De repente bajó metiendo mucho ruido el Sr. Nomdedeu, que al verme me dijo:
—¡Oh, Andresillo! ¡Cuánto me alegro de que estés aquí! Supongo que traerás algo. Tú eres generoso, y no te olvidas de los buenos amigos.
—Nada traigo, señor doctor; y si trajera, no sería para usted. Cada cual se las componga como pueda.
—¡Qué bromas gastas! Supongo que traerás siquiera un poco de trigo. Y tú, Siseta, ¿tienes algo para mí? ¿Tus hermanos no han traído nada? ¡Oh, amigos míos de mi alma! ¿No hay nada para este pobre infeliz que ve morir a su hija? Andrés, Siseta —añadió juntando las manos y poniéndose de rodillas delante de nosotros—, haced la caridad, por amor de Dios, que todo lo que tuviereis de menos en la tierra lo tendréis de más en el cielo.
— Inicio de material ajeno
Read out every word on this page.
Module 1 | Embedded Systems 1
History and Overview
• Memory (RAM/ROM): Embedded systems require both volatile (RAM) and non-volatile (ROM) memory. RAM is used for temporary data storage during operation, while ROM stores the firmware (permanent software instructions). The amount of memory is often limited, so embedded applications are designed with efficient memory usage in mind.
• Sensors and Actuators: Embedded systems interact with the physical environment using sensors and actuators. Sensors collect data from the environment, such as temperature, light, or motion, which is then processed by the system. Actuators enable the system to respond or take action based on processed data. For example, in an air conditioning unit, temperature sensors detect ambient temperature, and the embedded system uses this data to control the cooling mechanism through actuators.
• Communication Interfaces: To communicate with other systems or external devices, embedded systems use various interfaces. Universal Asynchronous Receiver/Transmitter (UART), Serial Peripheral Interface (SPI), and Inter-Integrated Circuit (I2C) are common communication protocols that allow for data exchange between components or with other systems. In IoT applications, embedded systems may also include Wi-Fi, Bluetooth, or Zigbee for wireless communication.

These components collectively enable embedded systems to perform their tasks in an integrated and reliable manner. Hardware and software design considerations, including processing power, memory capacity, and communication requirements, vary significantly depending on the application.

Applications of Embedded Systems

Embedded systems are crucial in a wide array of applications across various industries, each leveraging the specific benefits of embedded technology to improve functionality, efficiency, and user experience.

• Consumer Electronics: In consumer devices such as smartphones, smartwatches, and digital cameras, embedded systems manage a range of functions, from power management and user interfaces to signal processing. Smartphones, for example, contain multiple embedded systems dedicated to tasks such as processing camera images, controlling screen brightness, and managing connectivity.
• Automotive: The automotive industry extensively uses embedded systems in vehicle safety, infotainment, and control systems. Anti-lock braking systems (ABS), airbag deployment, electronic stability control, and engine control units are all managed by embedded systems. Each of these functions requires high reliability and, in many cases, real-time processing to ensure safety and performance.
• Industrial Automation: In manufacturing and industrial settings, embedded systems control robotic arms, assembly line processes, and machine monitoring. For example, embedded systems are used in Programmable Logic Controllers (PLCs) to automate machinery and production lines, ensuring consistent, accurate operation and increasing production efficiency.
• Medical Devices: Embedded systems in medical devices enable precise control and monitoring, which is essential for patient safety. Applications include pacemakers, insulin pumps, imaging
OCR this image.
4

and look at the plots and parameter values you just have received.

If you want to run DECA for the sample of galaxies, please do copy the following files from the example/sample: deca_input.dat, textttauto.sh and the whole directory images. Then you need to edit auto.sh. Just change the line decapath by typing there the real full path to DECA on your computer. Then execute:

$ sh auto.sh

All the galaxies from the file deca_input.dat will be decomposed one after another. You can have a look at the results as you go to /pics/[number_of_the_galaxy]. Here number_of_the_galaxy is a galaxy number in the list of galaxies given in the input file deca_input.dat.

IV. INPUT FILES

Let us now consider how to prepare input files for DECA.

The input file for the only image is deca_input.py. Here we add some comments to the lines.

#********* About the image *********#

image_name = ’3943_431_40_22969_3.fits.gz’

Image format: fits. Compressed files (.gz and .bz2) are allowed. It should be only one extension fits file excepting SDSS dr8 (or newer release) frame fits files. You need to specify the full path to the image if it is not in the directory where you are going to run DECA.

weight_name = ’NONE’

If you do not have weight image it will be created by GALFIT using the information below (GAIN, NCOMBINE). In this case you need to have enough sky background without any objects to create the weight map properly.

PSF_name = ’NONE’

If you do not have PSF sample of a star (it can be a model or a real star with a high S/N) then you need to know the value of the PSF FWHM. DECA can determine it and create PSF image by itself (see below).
Ya sabéis que aquí dan uno por ciento y allá dan ciento por uno. Andrés, Siseta, queridísimos amigos míos, vosotros que nadáis en la abundancia, socorred a este mendigo. Nada me queda ya: he vendido todos mis libros, y con las plantas de mi magnífico herbario, que he reunido durante veinte años, he hecho un cocimiento para dárselo a ella. Solo me restan las plantas malignas o venenosas, y la incomparable colección de polipodiums, que os puedo vender... ¿De veras que no tenéis nada? No puede ser. Ustedes esconden lo que tienen; ustedes me engañan, y esto no lo puedo consentir: no, no lo consentiré.
De esta manera Nomdedeu pasaba de la aflicción amarga o una cólera hostil y atrabiliaria, que a Siseta y a mí nos infundió bastante recelo.